Why shouldn't OPEC countries squeeze every $ possible out of their oil? I think it would be pretty irresponsible of them to waste their meal ticket.
Mr Hidary.
The US is definitely in for some change.:
-Using 25% of world production with 5% of world population will not be sustainable
-Yes is getting increasingly costly to explore for oil so investment in new oil will require a stable oil price of $70 or more
-Continuing to print $ to finance that deficit (budget, trade) will not be sustainable too.
-Populist policies have kept taxation of energy in the US very low relative to western Europe, so investment decisions in the US have been based on that lower price for the last three decades. The result is that the US economy is much more energy intensive. Also is will be forced to adapt much more abruptly and in already difficult times. Still the US is very well able to grow its economy and make it less energy intensive too.
-Even during this economic crises it might be better to tax energy more to force that necessary transition and use the proceeds to stimulate the economy than simply lowering the price of energy.
-So Obama's promise might imply that the US will simply have to do with less energy.
With 3 billion consumers in China and India in line to buy oil when they have developed sufficiently, it would seem logical that oil producers would have no problem keeping their oil in the ground awaiting that date rather than sell their low hanging fruit for $40 a barrel now.
here in the US we are told we will have all electric vehicles like the volt from GM in 2 years but I wonder where the electricity is coming from. Are we going to double our power plants overnight for the volt?
it seems to me that the government ought to start subsidizing hybrid vehicles immediately to get the production plants up and running and get maximum number of low emission/low consumption vehicles on the road before the oil price spikes again. Besides, there will be less health care cost when the air cleans up.
You'd think that all those harley bikers out there would be cheering hybrids on so they don't have to suck on all that cancerous gas while waiting for a green light.
So many people that mass transit is a must. They could not build enough highways to carry all the people in India in single cars China either.
Mass Transit or High Speed trains will be a large part of the future.
On average a Harley is no more fuel efficient than a Prius.
OK, fun facts aside, the problem could have been solved 30 years ago by raising fuel efficiency standards. Just because it's 30 years later does not mean the same solution does not apply.

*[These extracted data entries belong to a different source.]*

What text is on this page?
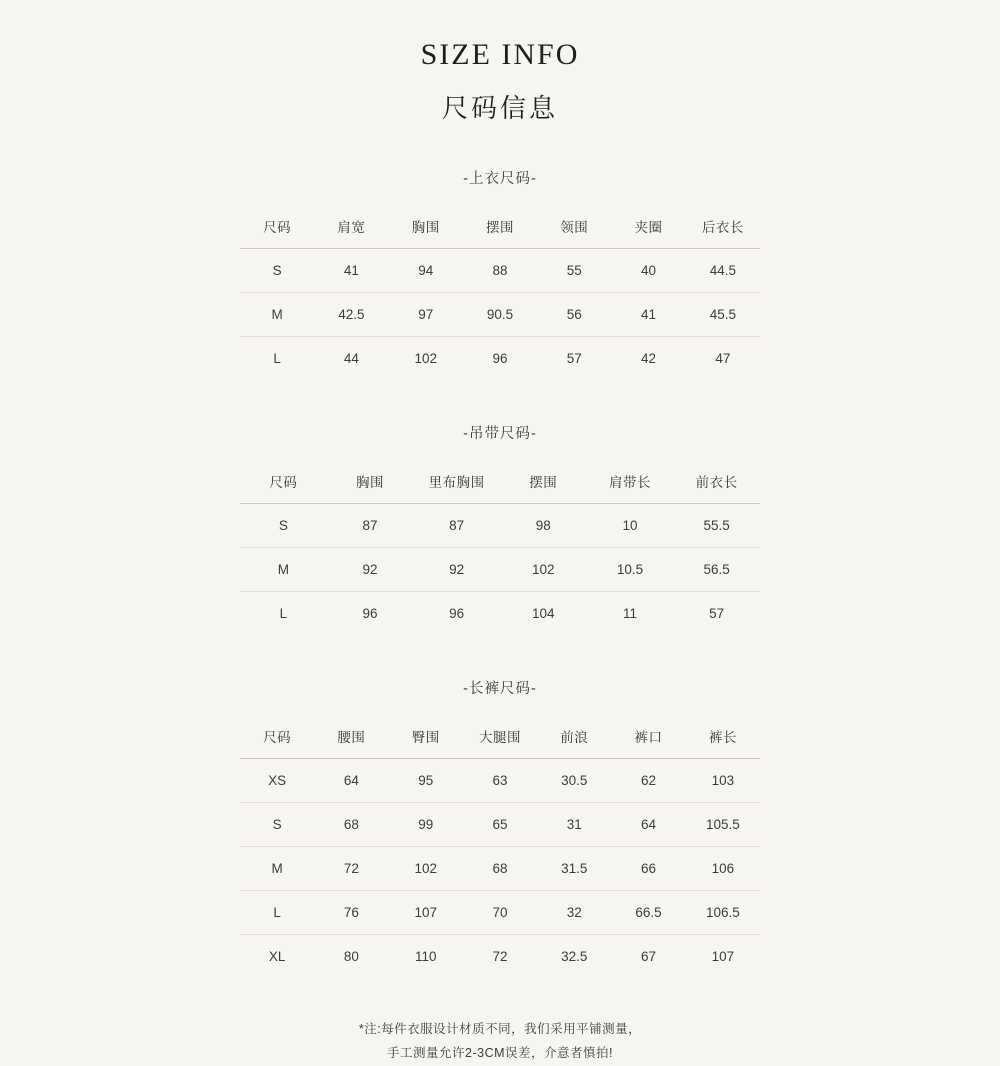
SIZE INFO
尺码信息
-上衣尺码-
尺码	肩宽	胸围	摆围	领围	夹圈	后衣长
S	41	94	88	55	40	44.5
M	42.5	97	90.5	56	41	45.5
L	44	102	96	57	42	47
-吊带尺码-
尺码	胸围	里布胸围	摆围	肩带长	前衣长
S	87	87	98	10	55.5
M	92	92	102	10.5	56.5
L	96	96	104	11	57
-长裤尺码-
尺码	腰围	臀围	大腿围	前浪	裤口	裤长
XS	64	95	63	30.5	62	103
S	68	99	65	31	64	105.5
M	72	102	68	31.5	66	106
L	76	107	70	32	66.5	106.5
XL	80	110	72	32.5	67	107
*注:每件衣服设计材质不同，我们采用平铺测量，
手工测量允许2-3CM误差，介意者慎拍!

And the natural way to pay for the necessary changes are gasoline taxes. It's well understood by transportation planners that gas taxes could pay for any and all necessary changes. So why don't we raise taxes? For the same reason we didn't raise them back then... it's unpopular and the majority rather suffers the consequences of a poorly designed transportation system than to pay for the solution, even if that, in the long run, is a devastating economic miscalculation.